A growing number of today’s most relevant applications are served online and run in large-scale datacenters characterized by thousands of servers and multi-megawatt power budgets. As Dennard scaling comes to a halt, experts are projecting exponential growth in datacenter power and performance requirements in the coming decade, driven by the rising popularity of the online service model. To efficiently meet the computing needs in the post-Dennard era, datacenters will rely on a new form of ISA – Integration, Specialization, and Approximation.

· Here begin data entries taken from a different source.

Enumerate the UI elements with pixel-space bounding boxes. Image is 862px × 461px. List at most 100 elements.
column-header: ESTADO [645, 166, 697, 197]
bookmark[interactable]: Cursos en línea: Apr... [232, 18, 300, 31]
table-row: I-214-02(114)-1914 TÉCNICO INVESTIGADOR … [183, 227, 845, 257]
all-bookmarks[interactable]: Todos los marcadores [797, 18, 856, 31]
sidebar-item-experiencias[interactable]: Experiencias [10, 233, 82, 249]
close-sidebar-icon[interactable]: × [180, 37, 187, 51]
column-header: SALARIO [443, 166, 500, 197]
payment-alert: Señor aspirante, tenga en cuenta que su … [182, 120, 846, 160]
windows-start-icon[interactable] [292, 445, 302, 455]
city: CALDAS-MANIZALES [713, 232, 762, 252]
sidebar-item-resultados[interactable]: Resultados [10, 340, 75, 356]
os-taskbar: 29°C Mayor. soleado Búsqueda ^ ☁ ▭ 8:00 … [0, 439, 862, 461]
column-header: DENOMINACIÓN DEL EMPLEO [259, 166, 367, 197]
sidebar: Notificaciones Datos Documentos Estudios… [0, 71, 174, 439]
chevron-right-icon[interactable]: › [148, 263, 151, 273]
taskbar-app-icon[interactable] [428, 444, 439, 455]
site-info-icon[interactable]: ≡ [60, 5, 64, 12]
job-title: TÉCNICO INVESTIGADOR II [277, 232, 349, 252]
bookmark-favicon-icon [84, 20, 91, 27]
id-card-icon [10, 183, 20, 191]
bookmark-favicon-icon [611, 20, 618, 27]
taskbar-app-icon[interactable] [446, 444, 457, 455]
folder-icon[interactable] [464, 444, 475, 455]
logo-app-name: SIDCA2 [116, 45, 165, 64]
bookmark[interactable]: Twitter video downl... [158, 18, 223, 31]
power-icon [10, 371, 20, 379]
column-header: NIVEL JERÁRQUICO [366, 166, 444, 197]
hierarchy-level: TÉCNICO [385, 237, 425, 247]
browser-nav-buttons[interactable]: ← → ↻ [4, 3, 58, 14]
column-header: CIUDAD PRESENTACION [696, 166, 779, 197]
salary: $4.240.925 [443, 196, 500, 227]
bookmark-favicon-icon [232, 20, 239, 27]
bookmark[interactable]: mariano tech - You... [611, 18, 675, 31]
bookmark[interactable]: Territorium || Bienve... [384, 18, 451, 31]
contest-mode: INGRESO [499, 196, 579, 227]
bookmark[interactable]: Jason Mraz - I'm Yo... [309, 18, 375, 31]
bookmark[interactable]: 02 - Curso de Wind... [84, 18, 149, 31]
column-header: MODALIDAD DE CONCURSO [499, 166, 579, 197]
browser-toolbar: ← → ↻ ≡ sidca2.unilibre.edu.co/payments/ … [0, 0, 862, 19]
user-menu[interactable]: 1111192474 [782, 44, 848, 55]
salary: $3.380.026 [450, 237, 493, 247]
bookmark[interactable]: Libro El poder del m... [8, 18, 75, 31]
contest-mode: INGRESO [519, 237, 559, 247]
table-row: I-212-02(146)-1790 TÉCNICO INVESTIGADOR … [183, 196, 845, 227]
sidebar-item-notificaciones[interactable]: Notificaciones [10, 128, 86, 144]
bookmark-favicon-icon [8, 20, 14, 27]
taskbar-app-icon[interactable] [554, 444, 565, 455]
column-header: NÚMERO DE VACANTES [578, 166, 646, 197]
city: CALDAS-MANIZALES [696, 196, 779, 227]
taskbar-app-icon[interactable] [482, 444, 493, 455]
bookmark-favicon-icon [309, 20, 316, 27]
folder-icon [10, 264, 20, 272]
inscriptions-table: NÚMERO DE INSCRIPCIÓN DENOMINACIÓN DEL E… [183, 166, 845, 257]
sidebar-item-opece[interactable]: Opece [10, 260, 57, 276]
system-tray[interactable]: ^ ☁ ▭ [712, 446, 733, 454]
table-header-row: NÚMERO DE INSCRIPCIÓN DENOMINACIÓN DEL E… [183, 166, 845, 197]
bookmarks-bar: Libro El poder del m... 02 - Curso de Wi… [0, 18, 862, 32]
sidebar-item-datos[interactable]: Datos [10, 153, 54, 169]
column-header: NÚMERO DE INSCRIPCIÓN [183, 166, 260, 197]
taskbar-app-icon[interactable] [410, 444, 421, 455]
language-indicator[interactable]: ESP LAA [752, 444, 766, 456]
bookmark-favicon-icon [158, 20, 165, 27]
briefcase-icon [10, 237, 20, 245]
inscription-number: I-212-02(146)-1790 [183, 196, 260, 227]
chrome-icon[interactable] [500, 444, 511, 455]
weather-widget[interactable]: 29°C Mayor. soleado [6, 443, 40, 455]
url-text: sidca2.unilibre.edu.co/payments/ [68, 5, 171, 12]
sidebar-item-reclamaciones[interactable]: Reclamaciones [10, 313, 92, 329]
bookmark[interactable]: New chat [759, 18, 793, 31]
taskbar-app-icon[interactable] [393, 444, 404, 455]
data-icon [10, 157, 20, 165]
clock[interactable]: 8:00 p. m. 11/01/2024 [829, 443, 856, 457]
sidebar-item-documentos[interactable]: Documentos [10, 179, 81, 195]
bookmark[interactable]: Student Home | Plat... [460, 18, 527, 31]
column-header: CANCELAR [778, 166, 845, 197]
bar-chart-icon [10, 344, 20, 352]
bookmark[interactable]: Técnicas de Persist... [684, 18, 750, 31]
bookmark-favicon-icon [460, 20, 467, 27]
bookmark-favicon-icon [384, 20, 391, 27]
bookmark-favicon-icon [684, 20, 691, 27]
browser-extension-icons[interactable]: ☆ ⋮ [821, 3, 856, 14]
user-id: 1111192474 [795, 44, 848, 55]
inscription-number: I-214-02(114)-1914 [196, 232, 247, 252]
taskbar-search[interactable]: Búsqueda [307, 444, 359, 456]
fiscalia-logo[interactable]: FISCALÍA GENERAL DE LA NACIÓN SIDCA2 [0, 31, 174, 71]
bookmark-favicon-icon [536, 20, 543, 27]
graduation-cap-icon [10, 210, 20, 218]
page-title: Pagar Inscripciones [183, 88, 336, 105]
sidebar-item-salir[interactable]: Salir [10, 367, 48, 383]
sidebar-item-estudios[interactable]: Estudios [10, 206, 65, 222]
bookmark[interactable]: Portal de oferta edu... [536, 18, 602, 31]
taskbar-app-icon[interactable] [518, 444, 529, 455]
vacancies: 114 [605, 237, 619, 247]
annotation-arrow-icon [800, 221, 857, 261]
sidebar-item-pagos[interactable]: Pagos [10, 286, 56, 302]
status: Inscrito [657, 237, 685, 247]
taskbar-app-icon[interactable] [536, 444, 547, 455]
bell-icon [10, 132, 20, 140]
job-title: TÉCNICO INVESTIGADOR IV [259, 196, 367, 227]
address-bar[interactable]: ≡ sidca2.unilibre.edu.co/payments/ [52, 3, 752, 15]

As a first step toward this post-Dennard ISA, we have developed Scale-Out Processors – a processor design methodology that maximizes performance per TCO on scale-out workloads running in large-scale datacenters. Using a metric of performance density, our methodology facilitates the design of optimal configurations, called pods, of cores, caches, and interconnect. Each pod is a stand-alone server-on-chip, a feature that avoids the expense and complexity of global (i.e., inter-pod) interconnect and coherence. As I will demonstrate, Scale-Out Processors yield higher performance, lower TCO, and better technology scalability over existing design alternatives.

Bio

Boris Grot is a post-doctoral researcher in the Parallel Systems Architecture Lab at EPFL. His research focuses on improving the efficiency of large-scale datacenters through advancements to server processor architectures, memory systems, and interconnects. Grot received his PhD in Computer Science from The University of Texas at Austin in 2011. His thesis addressed challenges of scalability and quality-of-service in on-chip networks of highly-integrated processor chips.